Progressive Catholicity
Have you ever, at any time in your life, displayed anger in a public place? Have you ever had too much to drink and spoken or behaved in a childish and irresponsible manner? Have you ever used a bad word in front of other people? Have you ever said something disrespectful to another human being during a disagreement or dispute? Have you ever, as a young person, acted belligerently or with excessive brashness while in a group, in a misguided attempt to look cool, tough, or brave?
If you have, then you need not bother applying for any job or position concerning which any American progressive or member of the mainstream media has a say in the matter. For American progressives, from the Democratic Party elite to the lowliest free lance cartoonist, are all above such behavior, and will have no truck with any of it.
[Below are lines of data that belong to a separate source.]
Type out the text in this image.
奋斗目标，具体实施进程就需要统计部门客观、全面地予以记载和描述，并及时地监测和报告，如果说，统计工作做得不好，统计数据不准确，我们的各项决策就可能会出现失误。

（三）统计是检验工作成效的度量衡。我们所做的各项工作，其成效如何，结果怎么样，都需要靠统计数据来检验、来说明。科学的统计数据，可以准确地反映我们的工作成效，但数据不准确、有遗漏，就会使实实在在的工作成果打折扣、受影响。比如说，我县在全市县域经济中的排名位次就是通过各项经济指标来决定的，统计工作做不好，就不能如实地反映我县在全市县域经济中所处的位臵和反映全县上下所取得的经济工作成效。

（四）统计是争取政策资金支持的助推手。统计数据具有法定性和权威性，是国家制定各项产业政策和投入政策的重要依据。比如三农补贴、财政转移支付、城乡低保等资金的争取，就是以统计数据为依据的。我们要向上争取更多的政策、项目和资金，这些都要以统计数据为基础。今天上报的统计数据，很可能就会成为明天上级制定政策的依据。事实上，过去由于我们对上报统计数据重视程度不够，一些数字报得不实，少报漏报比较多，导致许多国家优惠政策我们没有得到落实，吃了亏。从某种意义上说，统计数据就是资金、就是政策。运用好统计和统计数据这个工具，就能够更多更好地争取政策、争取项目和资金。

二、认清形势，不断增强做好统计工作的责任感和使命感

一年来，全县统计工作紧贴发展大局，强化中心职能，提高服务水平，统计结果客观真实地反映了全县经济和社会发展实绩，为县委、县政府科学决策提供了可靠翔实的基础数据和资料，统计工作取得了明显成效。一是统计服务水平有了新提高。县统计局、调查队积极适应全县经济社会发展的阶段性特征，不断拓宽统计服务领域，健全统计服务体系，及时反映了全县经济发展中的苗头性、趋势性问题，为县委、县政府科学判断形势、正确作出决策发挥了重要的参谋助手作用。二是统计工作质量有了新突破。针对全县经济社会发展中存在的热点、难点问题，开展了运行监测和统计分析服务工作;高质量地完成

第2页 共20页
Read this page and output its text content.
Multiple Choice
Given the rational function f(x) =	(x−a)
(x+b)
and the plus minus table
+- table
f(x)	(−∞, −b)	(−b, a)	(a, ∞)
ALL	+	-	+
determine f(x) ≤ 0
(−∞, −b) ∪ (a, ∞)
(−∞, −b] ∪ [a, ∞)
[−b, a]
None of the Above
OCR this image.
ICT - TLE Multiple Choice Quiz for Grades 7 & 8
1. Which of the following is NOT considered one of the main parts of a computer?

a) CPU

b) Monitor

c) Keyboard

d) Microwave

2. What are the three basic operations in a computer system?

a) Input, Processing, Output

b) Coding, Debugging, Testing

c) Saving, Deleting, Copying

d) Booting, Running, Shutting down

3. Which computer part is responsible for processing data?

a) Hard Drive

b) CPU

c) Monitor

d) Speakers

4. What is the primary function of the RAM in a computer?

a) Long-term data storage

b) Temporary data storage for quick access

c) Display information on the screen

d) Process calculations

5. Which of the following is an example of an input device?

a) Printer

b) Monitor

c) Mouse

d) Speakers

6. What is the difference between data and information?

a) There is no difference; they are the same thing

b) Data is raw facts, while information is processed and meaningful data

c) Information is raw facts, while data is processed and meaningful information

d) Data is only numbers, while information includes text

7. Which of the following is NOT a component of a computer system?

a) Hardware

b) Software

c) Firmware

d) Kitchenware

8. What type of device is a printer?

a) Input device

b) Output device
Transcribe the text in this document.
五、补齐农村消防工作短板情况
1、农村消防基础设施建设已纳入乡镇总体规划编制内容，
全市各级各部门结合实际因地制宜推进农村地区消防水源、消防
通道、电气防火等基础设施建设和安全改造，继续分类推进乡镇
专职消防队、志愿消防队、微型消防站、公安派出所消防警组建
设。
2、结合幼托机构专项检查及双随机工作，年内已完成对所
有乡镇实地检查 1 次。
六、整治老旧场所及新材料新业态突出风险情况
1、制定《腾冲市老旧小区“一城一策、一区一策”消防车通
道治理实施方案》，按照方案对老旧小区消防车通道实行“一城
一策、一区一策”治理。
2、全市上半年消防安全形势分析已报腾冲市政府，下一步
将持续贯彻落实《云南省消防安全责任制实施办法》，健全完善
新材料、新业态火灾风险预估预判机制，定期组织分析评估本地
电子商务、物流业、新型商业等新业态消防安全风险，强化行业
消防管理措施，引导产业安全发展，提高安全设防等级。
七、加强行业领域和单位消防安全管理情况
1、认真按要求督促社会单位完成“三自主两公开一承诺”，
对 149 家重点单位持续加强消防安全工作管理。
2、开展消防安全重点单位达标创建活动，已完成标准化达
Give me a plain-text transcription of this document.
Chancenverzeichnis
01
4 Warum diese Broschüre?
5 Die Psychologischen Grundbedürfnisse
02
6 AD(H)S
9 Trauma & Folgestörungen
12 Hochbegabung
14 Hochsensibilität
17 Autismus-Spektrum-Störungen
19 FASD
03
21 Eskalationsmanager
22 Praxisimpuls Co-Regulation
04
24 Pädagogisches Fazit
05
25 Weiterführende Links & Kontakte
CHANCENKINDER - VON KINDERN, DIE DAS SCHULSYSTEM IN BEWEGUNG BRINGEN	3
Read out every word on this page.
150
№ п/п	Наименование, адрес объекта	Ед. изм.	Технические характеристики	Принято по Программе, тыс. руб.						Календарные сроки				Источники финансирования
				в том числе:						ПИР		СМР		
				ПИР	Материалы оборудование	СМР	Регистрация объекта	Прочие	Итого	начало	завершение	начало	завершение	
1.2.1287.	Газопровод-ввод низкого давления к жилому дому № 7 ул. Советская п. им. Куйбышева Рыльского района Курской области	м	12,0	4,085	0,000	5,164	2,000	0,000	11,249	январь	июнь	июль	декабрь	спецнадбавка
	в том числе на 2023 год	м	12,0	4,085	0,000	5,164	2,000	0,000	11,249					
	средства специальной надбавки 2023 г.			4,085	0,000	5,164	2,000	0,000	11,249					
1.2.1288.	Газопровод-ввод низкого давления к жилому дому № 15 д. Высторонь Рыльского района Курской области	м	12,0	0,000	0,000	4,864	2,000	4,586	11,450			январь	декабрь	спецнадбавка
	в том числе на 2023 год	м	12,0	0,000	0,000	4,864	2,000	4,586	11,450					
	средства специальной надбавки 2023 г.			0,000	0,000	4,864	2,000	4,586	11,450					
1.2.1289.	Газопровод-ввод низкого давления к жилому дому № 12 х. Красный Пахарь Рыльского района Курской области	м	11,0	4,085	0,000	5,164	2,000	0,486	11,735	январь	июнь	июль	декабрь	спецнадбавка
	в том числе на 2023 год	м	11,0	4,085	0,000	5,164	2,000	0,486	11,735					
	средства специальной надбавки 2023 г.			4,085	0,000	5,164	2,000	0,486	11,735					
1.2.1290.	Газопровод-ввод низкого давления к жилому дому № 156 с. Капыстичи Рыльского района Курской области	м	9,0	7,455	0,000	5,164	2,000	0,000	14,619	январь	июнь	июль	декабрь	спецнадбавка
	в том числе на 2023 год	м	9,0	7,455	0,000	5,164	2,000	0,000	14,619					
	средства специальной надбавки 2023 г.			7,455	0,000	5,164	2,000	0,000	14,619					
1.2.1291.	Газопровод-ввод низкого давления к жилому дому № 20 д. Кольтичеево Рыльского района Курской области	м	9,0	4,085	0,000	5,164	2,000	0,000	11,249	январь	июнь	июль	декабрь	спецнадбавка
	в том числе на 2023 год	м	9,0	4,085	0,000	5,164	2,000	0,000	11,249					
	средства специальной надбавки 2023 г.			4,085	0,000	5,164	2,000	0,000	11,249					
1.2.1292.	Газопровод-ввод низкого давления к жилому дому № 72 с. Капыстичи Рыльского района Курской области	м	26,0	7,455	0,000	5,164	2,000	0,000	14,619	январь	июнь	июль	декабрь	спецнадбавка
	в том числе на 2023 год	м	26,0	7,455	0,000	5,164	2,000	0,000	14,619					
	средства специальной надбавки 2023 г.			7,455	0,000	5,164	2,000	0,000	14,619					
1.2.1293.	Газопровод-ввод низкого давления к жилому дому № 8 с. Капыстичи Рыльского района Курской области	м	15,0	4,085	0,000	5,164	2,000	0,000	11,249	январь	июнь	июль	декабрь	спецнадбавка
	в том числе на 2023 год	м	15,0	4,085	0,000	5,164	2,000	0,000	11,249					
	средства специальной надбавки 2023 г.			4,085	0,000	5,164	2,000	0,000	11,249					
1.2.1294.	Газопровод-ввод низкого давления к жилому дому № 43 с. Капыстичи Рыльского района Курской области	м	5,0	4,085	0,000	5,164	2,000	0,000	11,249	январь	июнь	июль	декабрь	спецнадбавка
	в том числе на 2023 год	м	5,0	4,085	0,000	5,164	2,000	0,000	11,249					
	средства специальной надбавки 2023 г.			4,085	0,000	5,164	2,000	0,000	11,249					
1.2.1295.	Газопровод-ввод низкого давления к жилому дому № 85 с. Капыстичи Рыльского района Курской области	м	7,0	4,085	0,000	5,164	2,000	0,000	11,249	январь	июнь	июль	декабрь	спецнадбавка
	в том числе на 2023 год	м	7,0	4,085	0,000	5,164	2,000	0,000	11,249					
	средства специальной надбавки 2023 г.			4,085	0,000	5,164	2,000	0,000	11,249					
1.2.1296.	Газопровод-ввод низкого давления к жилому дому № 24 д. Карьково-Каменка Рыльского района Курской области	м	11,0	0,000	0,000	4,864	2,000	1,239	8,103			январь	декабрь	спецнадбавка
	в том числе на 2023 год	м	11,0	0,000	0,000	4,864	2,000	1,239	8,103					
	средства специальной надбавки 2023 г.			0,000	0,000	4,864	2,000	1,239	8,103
They don’t get angry, drink, misbehave, curse, disrespect anyone, shoot their mouths off to impress people, or otherwise demonstrate socially imperfect souls. They don’t do or say such things, and they never have. Understandably, then, they cannot accept anyone who has ever engaged in any such wrongdoing as a member of their society, let alone a member of their federal government. I mean golly jeepers!
The fuel and moral prerequisite of the Marxist-Leninist tribunal is not merely self-protective hypocrisy (a universal human weakness), but rather the progressives’ preternatural ability to assert their hypocrisy so vehemently, with so much love for the Party and bloodlust against anyone whom the Party judges undesirable this week for any reason, that hypocrisy loses its normal self-refuting vacuity, and is elevated — sublimated we might even say — into a form of moral righteousness unto itself.
This transcendent hypocrisy — hypocrisy as a principled stand — is progressivism’s special virtue and indispensable impetus. That is to say, without the ability to transform the dirty water of disingenuousness into the wine of collective condemnation and non-personhood, progressivism could not survive the weight of its obvious self-contradictions. The moral genius of progressivism is its instinct and reflex for exalting self-contradiction, and for asserting a falsehood with such assurance and lack of hesitation that it bears, in the hearts of the ignorant and immature, the force of absolute certainty, or even infallibility.
This need and will to stand by a certainty that defies reason, facts, and history (both global and personal) explains the frequent and accurate depiction of progressivism as a religion or cult. And in this faith, hypocrisy is the pope.